If you are training a VAE the encoder is essentially parameterizing the variational posterior distribution of $z$ given $x$, i.e. $$ q(z | x) = \prod_{i=1}^{N_z} q(z_i | x) = \prod_{i=1}^{N_z} \frac{1}{\sqrt{2\pi}\sigma_i(x)} \exp \left[ -\frac{(z_i - \mu_i(x))^2}{2\sigma_i(x)^2} \right] $$ where $\mu_i(x)$ and $\sigma_i(x)$ are given by the encoder and $z$ is in the $N_z$-dimensional latent space. I would think of the problem as if the $x$ are parameters of a probability distribution and the $z$ are some observations you made. The "nearest" encoding from your training data $x$ would be the encoding with the highest likelihood, i.e. you compute the likelihood for each data point for a given $z$ by evaluating the above expression and take the $x$ with the maxmal value.

The log-likelihood is usually used in these scenarios because it's more convenient, but it is equivalent, as the likelihood is non-negative and the log is a monotonic function.
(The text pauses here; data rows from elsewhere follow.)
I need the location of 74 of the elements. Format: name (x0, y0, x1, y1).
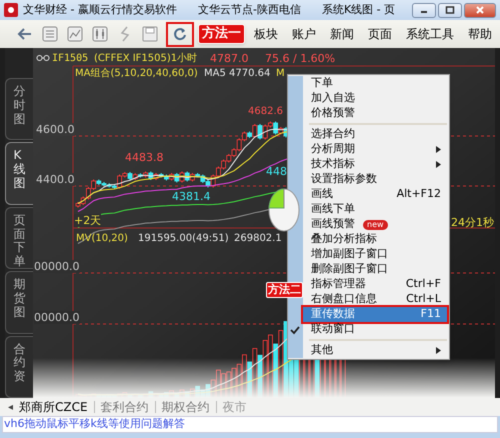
bottom-tab[interactable]: 套利合约 (100, 398, 149, 416)
menu-item[interactable]: 画线预警 new (303, 217, 447, 232)
menu-item[interactable]: 画线 Alt+F12 (303, 187, 447, 202)
price-change: 75.6 / 1.60% (265, 52, 336, 65)
menu-item[interactable]: 加入自选 (303, 91, 447, 106)
maximize-icon (445, 6, 455, 14)
link-icon (36, 54, 50, 62)
menu-item[interactable]: 价格预警 (303, 106, 447, 121)
table-icon[interactable] (40, 25, 58, 43)
minimize-button[interactable] (412, 2, 436, 18)
candlestick-icon[interactable] (90, 25, 108, 43)
menu-item[interactable]: 新闻 (330, 25, 354, 43)
menu-item[interactable]: 增加副图子窗口 (303, 247, 447, 262)
server-label: 文华云节点-陕西电信 (198, 2, 301, 18)
annotation-label: 方法一 (198, 24, 245, 44)
menu-item[interactable]: 选择合约 (303, 127, 447, 142)
refresh-icon[interactable] (171, 25, 189, 43)
price-label: 4381.4 (172, 190, 210, 203)
submenu-arrow-icon (436, 146, 441, 153)
menu-item[interactable]: 右侧盘口信息 Ctrl+L (303, 292, 447, 307)
menu-item[interactable]: 指标管理器 Ctrl+F (303, 277, 447, 292)
volume-label: MV(10,20) (76, 232, 128, 245)
symbol-code: IF1505 (52, 52, 88, 65)
bottom-tab[interactable]: 郑商所CZCE (19, 398, 88, 416)
menu-item[interactable]: 帮助 (468, 25, 492, 43)
menu-item[interactable]: 账户 (292, 25, 316, 43)
side-tab[interactable]: 期货图 (5, 271, 33, 334)
line-chart-icon[interactable] (66, 25, 84, 43)
volume-value: 269802.1 (234, 232, 282, 245)
submenu-arrow-icon (436, 347, 441, 354)
menu-item[interactable]: 系统工具 (406, 25, 454, 43)
maximize-button[interactable] (438, 2, 462, 18)
annotation-label: 方法二 (266, 282, 303, 298)
price-label: 4682.6 (248, 105, 283, 118)
new-badge: new (363, 220, 388, 230)
side-tab[interactable]: 页面下单 (5, 206, 33, 270)
menu-item[interactable]: 分析周期 (303, 142, 447, 157)
menu-item[interactable]: 联动窗口 (303, 322, 447, 337)
axis-tick: 00000.0 (34, 311, 80, 324)
window-title: 文华财经 - 嬴顺云行情交易软件 (23, 2, 177, 18)
axis-tick: 4600.0 (36, 123, 74, 136)
menu-item[interactable]: 画线下单 (303, 202, 447, 217)
menu-item[interactable]: 删除副图子窗口 (303, 262, 447, 277)
price-label: 4483.8 (125, 151, 164, 164)
check-icon (290, 324, 300, 334)
menu-item[interactable]: 叠加分析指标 (303, 232, 447, 247)
last-price: 4787.0 (210, 52, 248, 65)
close-button[interactable] (464, 2, 496, 18)
menu-item[interactable]: 板块 (254, 25, 278, 43)
page-title: 系统K线图 - 页 (322, 2, 396, 18)
ma-value: M (276, 67, 285, 80)
days-label: +2天 (74, 214, 102, 227)
symbol-description: (CFFEX IF1505)1小时 (94, 52, 198, 65)
price-label: 448 (266, 165, 287, 178)
app-logo-icon (4, 3, 18, 17)
axis-tick: 4400.0 (36, 173, 74, 186)
ma5-value: MA5 4770.64 (204, 67, 270, 80)
menu-item[interactable]: 下单 (303, 76, 447, 91)
menu-item[interactable]: 技术指标 (303, 157, 447, 172)
menu-item[interactable]: 重传数据 F11 (303, 307, 447, 322)
menu-item[interactable]: 页面 (368, 25, 392, 43)
volume-value: 191595.00(49:51) (138, 232, 229, 245)
menu-item[interactable]: 其他 (303, 343, 447, 358)
menu-item[interactable]: 设置指标参数 (303, 172, 447, 187)
countdown-timer: 24分1秒 (451, 216, 494, 229)
submenu-arrow-icon (436, 161, 441, 168)
side-tab[interactable]: 合约资 (5, 336, 33, 398)
side-tab[interactable]: K线图 (5, 142, 33, 205)
ma-label: MA组合(5,10,20,40,60,0) (75, 67, 198, 80)
side-tab[interactable]: 分时图 (5, 78, 33, 140)
scroll-left-button[interactable]: ◂ (8, 400, 14, 414)
close-icon (475, 6, 485, 14)
bottom-tab[interactable]: 期权合约 (162, 398, 210, 416)
axis-tick: 00000.0 (34, 260, 80, 273)
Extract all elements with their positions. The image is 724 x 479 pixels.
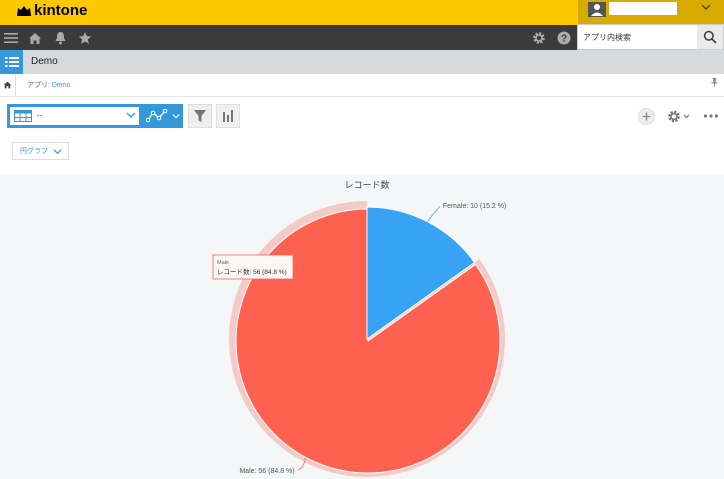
search-icon[interactable] — [697, 25, 723, 49]
bell-icon[interactable] — [51, 29, 69, 47]
view-select[interactable]: -- — [10, 107, 139, 125]
pie-chart: レコード数 Female: 10 (15.2 %) Male: 56 (84.8 … — [212, 179, 506, 477]
chart-type-label: 円グラフ — [20, 148, 48, 155]
breadcrumb: アプリ: Demo — [0, 74, 724, 97]
view-toolbar: -- — [7, 104, 183, 128]
data-label-female: Female: 10 (15.2 %) — [443, 203, 506, 210]
avatar-icon[interactable] — [588, 2, 606, 17]
breadcrumb-app-link[interactable]: Demo — [52, 82, 71, 89]
filter-button[interactable] — [188, 104, 212, 128]
search-input[interactable] — [578, 25, 696, 49]
funnel-icon — [194, 110, 206, 122]
data-label-male: Male: 56 (84.8 %) — [239, 468, 294, 475]
chart-type-select[interactable]: 円グラフ — [12, 142, 69, 160]
view-select-value: -- — [37, 111, 43, 120]
table-view-icon — [14, 110, 32, 122]
graph-view-button[interactable] — [142, 104, 183, 128]
kintone-logo[interactable]: kintone — [16, 2, 87, 19]
app-name[interactable]: Demo — [31, 56, 58, 67]
chevron-down-icon — [53, 149, 62, 155]
breadcrumb-app: アプリ: Demo — [27, 80, 71, 90]
chart-tooltip: Maleレコード数: 56 (84.8 %) — [212, 254, 294, 280]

In the comments you mentioned to use a distance metric. The log-likelihood provides a nice interpretation, because it gives you something similar to the negative euclidean distance between $\mu(x)$ and $z$, but scales and shifts by terms determined by the standard deviation:

$$ \log q(z|x) = \sum_{i=1}^{N_z} \log q(z_i|x) = \sum_{i=1}^{N_z} \left[ -\frac{(z_i - \mu_i(x))^2}{2\sigma_i(x)^2} - \log \left( \sqrt{2\pi}\sigma_i(x) \right) \right] $$

So intutively, by maximizing the (log-)likelihood, you are minimizing the euclidean distance between a given z and the encoding $\mu(x)$ of $x$ from the training data set, but you pay penalties for having large variances.

(Furthermore, if you do it this way, there is no sampling of $\epsilon$ required.)